My hometown of Hahndorf, SA, has monthly records going back to 1886. There are a few gaps but I could put in proxy amounts based on records from nearby stations. The town has a Mediterranean climate (Köppen classification Csb) with some cool temperate and continental influences coming from its position in the Adelaide Hills, 350m above sea level in a valley 40 kms from the coast. Winter rain is about four times summer rain.
So I ran a simple stats exercise: what are the monthly average rain amounts for Hahndorf (mean and median) over the last 30 years compared to the previous 100? Here are the results:
_____________________ | Jan | Feb | Mar | Apr | May | Jun | Jul | Aug | Sep | Oct | Nov | Dec | Year |
---|---|---|---|---|---|---|---|---|---|---|---|---|---|
Mean average (pre-86) (mm) | 28.5 | 26.6 | 32.8 | 66.7 | 99.4 | 118.0 | 120.8 | 118.1 | 97.4 | 76.1 | 44.6 | 35.5 | 864.5 |
Mean average (1986-) (mm) | 22.2 | 23.1 | 28.2 | 47.2 | 86.8 | 113.1 | 127.7 | 108.4 | 91.4 | 58.1 | 38.0 | 42.9 | 787.0 |
Difference (mm) | -6.3 | -3.5 | -4.6 | -19.6 | -12.6 | -4.8 | 6.9 | -9.7 | -5.9 | -18.0 | -6.6 | 7.5 | -77.5 |
Difference (%) | -22.2% | -13.3% | -14.1% | -29.3% | -12.7% | -4.1% | 5.7% | -8.2% | -6.1% | -23.7% | -14.9% | 21.1% | -9.0% |
_____________________ | Jan | Feb | Mar | Apr | May | Jun | Jul | Aug | Sep | Oct | Nov | Dec | Year |
---|---|---|---|---|---|---|---|---|---|---|---|---|---|
Median average (pre-86) | 22.1 | 15.5 | 22.6 | 52.6 | 84.1 | 107.6 | 121.2 | 109.7 | 86.3 | 72.3 | 37.6 | 31.2 | 864.6 |
Median average (1986-) | 17.2 | 15.4 | 25.0 | 40.2 | 81.0 | 118.8 | 119.2 | 107.6 | 83.8 | 52.8 | 28.6 | 28.8 | 766.8 |
Difference (mm) | -4.9 | -0.1 | 2.5 | -12.4 | -3.1 | 11.3 | -2.0 | -2.1 | -2.5 | -19.5 | -9.0 | -2.4 | -97.8 |
Difference (%) | -22.2% | -0.6% | 10.9% | -23.6% | -3.6% | 10.5% | -1.6% | -1.9% | -2.8% | -27.0% | -23.9% | -7.5% | -11.3% |
The figures say a lot.
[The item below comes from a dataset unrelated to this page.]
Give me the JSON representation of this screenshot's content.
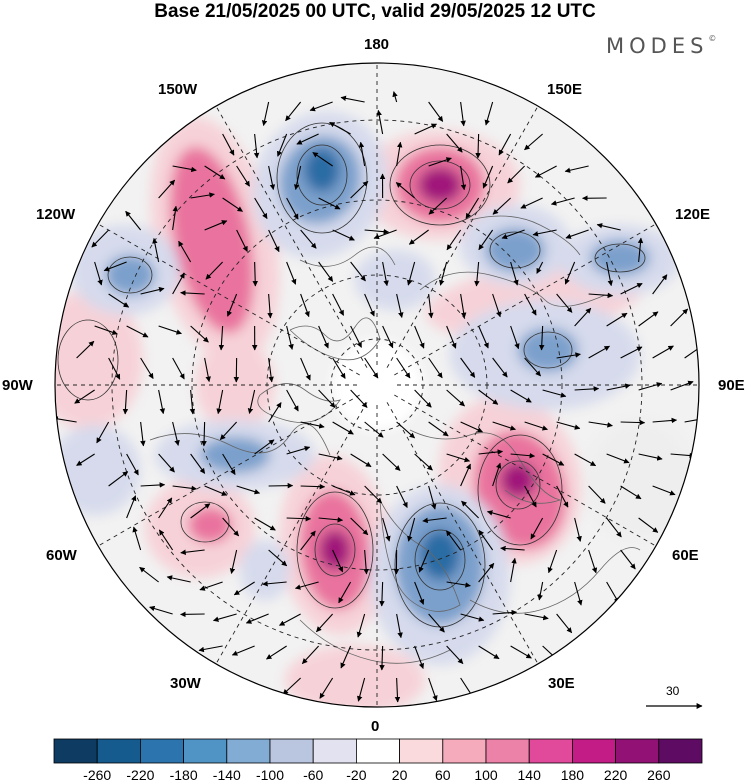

To start with the annual rain has dropped about 10%. This is consistent with most of southern Australia from the east coast to WA, maybe not quite as bad (most of southwest WA has dropped 15-20%). A quick look at other SA towns tells a similar story - drops in the 8-15% range.
Turning to individual months is the interesting bit. The block of four wet months from June to September hung in there - just - with a drop of just under 3% on the mean average. July was up and December even more (definitely noticed those late spring storms).
But the transition periods of mid-autumn and mid-spring were shockers. April was the worst of all with a 30% drop on the mean, and October was not far behind. The entire late summer and autumn period (Jan-May) saw monthly declines of 13-30%, and confirm the spring drying trend November was down 15%.
The median averages tell a similar tale. Some differences, but this was mainly just the median being so far below the mean in the first place (eg March for example). The spring and autumn drying trends were still there.
So I reckon I'm right. The Break has broken down. And if it's not happening in April it isn't always happening in May either. With late summers also being drier, this is leaving many gardeners desperate for subsoil moisture deep into autumn - not good.
My explanation for the trend is not new or out-there at all. The wisdom is that, due to climate change, high and low pressure systems are on average passing across southern Australia at gradually higher (more southerly) latitudes, meaning rain-bearing cold fronts are arriving later on in autumn, and fading away earlier in spring, than before.
Now I know why my water bill has been recently highest in the Apr-Jun quarter.